Using April stats from that season, the coefficient of correlation

(r-squared) is .346, meaning that the April stats explain about 34.6% of

the variance in MLVr. Given that they comprise about 16.7% of the season

total, that’s not very impressive. Contrast that with the previous

season’s MLVr:

That’s not that much better, but notice both the change in scale (as

April MLVr has a much wider range) and slope, indicating that there

isn’t nearly as much regression to the mean from season to season as

from April to the end of the year. Looking at the previous year’s MLVr

reveals that we’re not dealing with a case where April stats pale in

comparison to other simple predictive measures. Running the two together

as a multivariable regression, r-squared rises to .5595 with the

previous season’s MLVr about twice as valuable as April’s MLVr.

So where does all this leave us? For starters, April stats are not

meaningless, but rather there are a few outliers every season that draw

a lot of attention. On the other hand, those outliers cannot simply be

written off as a hot streak or cold streak. Instead, when combined with

the previous season’s stats or other projections, they can give an early

indication about the expected performance of players this season.

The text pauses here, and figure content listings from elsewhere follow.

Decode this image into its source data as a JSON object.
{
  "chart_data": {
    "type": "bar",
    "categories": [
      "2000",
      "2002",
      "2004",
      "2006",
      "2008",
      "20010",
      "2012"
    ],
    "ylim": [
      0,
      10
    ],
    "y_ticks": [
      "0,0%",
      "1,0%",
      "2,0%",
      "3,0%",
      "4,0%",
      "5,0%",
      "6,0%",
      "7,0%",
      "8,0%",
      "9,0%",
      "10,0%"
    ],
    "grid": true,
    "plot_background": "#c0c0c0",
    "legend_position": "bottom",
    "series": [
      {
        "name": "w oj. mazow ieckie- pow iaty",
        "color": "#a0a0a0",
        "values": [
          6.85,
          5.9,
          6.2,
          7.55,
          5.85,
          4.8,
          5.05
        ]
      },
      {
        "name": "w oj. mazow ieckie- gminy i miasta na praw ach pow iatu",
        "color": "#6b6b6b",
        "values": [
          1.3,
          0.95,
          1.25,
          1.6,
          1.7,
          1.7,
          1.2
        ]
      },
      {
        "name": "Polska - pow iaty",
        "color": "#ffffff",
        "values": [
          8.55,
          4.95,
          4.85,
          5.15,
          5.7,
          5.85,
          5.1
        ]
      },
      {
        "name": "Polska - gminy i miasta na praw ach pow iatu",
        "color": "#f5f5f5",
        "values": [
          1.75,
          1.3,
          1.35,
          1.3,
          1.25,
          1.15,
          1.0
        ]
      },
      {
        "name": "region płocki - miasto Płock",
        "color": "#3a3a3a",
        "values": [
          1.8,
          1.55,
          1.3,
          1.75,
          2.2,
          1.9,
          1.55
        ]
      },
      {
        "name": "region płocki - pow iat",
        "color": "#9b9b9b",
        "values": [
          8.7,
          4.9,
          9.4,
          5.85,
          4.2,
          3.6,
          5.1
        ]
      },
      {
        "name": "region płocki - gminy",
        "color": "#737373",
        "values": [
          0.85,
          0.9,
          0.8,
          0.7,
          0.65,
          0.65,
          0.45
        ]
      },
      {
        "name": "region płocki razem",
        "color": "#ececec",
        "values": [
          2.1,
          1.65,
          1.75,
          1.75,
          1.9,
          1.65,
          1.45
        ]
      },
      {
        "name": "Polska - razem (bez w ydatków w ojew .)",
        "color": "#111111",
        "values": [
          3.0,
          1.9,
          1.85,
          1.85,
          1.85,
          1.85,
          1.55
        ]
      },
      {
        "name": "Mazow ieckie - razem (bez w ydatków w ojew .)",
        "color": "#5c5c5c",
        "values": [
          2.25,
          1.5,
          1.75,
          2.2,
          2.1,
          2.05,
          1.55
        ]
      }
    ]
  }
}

Averaging two helpings of last year’s MLVr and April’s MLVr will get you

most of the way to an estimate of how a player is going to perform over

the course of the season.

The other lesson is that only 95% of players will fall into those

large confidence areas mentioned above. While it’s difficult to generate

them for MLVr, of the top 20 players in AVG or OBP at the end of April,

it’s a good bet that one of them will finish more than 90 points of OBP

or 80 points of batting average above or below their current pace. Will

it be Roberts? **Clint Barmes**? **Jacque Jones**? We’ll have to watch to find out.